Prof Penn, I really appreciate what you have done to advocate higher mathematics education. But I would like to suggest promoting this channel via your main channel so as to reach more people, I personally didn't know the existence of this channel, until your recent vote about the podcast with your students. Glad to see more content of such good quality!
If anybody is psyched about injectivity and surjectivity, the result at 4:00 that a function is invertible iff it is bijective can be broken down into two separate results: a function has a left-inverse iff it is injective, and a function has a right-inverse iff it is surjective. one can then put these together using the fact that if a function has a left-inverse and a right-inverse then these are equal, so it has a two-sided inverse. The implication "if f: A -> B is surjective then it has a right-inverse" is interesting because it requires the axiom of choice (the proof explicitly constructs a right-inverse: we know that for each b in B there is _some_ a in A which maps to b, and we use the axiom of choice to choose such an a for each b). However when you smash the two results together into "f is bijective iff it has a two-sided inverse" then you don't need the axiom of choice (since when we construct the two-sided inverse, we know that there is a _unique_ a in A mapping to each b in B, so there is no choice involved)
Could this be a motivation that the axiom of choice should be considered true? Since you require it to be accepted to show a right inverse's existence, but you already show it by proving an actual inverse's existence.

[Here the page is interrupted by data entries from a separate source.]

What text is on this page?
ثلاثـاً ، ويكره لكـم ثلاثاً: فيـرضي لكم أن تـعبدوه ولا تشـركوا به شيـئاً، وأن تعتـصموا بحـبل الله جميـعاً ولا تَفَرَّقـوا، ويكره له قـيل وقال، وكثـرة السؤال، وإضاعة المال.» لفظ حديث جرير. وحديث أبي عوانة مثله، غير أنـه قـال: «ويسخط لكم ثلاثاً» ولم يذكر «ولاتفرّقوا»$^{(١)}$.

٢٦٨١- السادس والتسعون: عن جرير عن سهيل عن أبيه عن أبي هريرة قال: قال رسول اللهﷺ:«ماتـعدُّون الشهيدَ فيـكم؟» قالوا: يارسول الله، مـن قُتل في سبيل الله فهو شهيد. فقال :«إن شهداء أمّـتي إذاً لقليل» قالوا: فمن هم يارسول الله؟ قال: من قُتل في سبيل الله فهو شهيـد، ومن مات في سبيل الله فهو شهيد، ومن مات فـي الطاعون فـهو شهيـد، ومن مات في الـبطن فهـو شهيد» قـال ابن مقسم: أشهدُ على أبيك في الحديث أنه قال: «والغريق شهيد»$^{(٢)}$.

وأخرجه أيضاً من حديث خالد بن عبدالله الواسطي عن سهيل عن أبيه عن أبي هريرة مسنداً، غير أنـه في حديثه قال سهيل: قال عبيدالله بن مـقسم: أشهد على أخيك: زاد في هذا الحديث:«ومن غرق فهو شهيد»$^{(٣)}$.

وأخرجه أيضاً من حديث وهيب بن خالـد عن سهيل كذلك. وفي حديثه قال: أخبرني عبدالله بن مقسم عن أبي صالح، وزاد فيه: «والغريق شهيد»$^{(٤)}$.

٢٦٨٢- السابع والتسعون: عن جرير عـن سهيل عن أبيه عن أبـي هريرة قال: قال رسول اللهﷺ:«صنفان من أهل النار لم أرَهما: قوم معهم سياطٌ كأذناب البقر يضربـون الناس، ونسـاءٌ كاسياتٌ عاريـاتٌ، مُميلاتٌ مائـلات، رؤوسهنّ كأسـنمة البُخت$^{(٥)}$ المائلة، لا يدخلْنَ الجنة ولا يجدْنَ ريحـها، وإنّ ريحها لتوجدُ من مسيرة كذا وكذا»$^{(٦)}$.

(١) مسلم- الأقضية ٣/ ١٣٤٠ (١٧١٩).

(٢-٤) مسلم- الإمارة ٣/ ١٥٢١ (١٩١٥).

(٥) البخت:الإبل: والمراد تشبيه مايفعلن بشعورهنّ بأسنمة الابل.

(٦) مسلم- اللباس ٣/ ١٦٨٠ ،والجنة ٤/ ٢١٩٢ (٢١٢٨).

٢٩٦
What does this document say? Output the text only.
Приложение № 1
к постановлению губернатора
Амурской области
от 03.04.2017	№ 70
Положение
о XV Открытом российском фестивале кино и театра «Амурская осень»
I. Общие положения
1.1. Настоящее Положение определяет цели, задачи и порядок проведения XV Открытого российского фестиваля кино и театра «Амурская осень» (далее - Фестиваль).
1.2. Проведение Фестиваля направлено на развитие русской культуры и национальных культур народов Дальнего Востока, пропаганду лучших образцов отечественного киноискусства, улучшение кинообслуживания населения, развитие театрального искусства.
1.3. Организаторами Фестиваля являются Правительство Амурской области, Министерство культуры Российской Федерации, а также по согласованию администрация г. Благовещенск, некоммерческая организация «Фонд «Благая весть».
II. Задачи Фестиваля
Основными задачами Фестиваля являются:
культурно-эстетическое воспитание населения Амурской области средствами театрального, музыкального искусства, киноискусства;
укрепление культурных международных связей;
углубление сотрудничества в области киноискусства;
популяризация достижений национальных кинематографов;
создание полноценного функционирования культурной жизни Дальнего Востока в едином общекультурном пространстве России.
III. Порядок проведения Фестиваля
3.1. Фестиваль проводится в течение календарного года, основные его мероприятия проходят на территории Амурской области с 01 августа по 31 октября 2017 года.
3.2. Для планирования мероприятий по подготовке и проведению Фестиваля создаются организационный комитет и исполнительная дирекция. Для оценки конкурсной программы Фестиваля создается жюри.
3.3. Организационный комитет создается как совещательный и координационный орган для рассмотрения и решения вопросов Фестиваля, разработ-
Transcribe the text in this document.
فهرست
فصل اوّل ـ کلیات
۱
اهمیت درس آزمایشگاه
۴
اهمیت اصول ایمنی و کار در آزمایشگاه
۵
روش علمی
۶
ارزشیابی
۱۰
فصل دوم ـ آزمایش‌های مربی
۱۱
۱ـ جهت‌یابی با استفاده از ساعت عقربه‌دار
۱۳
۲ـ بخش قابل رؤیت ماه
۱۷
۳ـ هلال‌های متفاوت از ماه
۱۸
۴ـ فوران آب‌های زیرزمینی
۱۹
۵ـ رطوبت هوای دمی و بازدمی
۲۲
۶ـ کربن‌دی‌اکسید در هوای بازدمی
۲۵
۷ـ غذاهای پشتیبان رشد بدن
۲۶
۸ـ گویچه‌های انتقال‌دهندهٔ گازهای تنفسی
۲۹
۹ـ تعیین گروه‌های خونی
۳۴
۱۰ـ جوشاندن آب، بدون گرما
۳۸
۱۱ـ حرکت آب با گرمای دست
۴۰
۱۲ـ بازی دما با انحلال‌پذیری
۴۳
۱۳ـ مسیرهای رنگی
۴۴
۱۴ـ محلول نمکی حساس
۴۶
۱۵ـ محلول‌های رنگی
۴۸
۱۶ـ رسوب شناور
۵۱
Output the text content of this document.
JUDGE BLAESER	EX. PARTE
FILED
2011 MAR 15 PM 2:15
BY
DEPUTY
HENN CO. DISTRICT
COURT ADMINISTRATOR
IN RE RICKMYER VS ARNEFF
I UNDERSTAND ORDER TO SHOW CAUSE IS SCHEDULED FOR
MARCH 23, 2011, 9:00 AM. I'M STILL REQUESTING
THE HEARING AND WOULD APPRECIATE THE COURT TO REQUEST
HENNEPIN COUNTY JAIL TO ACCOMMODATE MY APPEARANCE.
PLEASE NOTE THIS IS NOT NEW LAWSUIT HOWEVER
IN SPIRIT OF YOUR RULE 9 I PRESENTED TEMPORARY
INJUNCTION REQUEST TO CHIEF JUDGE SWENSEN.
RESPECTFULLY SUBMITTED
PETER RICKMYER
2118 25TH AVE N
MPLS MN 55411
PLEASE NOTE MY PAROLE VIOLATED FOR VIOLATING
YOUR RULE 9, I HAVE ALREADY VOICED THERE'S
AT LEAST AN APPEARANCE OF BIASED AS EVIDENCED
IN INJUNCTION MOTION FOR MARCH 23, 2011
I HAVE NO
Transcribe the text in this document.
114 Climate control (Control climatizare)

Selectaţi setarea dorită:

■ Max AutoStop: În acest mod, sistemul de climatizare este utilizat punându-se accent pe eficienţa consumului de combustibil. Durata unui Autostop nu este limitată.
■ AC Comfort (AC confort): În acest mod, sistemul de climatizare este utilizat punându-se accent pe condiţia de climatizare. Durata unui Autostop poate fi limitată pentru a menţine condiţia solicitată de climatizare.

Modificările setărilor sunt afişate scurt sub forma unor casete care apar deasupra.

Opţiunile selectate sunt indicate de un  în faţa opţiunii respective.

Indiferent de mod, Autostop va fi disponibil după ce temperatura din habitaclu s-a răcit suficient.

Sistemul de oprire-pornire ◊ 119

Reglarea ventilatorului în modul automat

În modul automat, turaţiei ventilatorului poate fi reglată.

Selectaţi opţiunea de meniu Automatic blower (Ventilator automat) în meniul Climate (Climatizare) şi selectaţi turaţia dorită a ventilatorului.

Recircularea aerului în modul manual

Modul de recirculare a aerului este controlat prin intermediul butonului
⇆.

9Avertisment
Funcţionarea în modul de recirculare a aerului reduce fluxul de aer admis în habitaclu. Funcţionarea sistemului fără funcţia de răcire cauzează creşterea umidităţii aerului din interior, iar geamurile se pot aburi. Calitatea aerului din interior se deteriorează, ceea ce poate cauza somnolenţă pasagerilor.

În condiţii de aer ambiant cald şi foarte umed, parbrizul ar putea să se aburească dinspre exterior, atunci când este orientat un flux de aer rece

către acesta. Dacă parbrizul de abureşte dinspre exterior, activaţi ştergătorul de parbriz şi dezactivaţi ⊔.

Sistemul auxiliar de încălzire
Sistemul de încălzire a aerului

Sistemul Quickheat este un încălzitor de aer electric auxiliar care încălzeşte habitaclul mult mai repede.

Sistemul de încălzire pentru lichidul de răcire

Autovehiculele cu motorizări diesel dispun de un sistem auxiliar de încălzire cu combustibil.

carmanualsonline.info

@@skylardeslypere9909 I only 'already show it' without the axiom of choice for surjective functions which are also injective. Putting "bijective has a two-sided inverse => has a right inverse" and "axiom of choice => (surjective => has a right inverse)" together, we get "axiom of choice => (surjective but not bijective => has a right inverse)", in which the axiom of choice is always needed (since the bijective surjections have been taken out). The axiom of choice has been proved to be independent of the standard set-theoretical foundations for mathematics (ZF), so I don't think it is possible to find any "motivation" for considering it to be true/false (for taking it as an axiom versus not doing so). However, you definitely *don't* want to take Choice as an axiom if: - you are doing constructivist mathematics (in which e.g. the law of excluded middle doesn't hold) - you are doing computable mathematics (e.g. the intersection of math and theoretical computer science) - you find the Banach-Tarski paradox too absurd of a consequence of Choice for the axiom of choice to be reasonable/justifiable
At 8:47, I was trying to wrap my head around this proof. We suppose f bijective. Then we ... define a function g that satisfies all the conditions for invertibility ? But then ... That assumes there exists an inverse function for f, which is what we want to prove ! As far as I can reason it through, I only see a result we're trying to prove being used in the proof itself ! But I see nothing in the comment talking about that, so I am quite surprised.
The introduction of IDa and IDb at about 0:58 is somewhat skimpy, and confused me further on. I had to rewatch that part multiple times and dredge up old memories to realise IDa and IDb are the identity functions! Given the formalism of like videos, I think concepts like IDa and IDb should be treated more formally.
6:16 There is an unspoken thing going on here where you are treating f(x) as a composition of 2 things(f compose x). Then you can apply your composition theorem and you get the identity on A composed with x and y on each side respectively. TLDR: This hinges on the fact that it makes sense to compose a function and an element together.
The proof of the generalized stokes theorem is filmed and with the editor. I think I may eventually re-do those videos on this channel with this type of "course type" structure.
23:07 I think we are assuming the permutations are finite. I'm not sure it generalizes to infinite permutations. Also you say the proof is simple, but I have no idea how to prove it. (which probably means I'm missing something here. I'll move on and occasionally come back and give it a shot.)
buchweiz asked about differential forms, but I want to ask the same question about the most recent number theory course; there’s only one video left, right?
There is a wonderful open source book called “The Book of Proof”. I think if you read that and worked every exercise you would be in extremely good shape for a math major.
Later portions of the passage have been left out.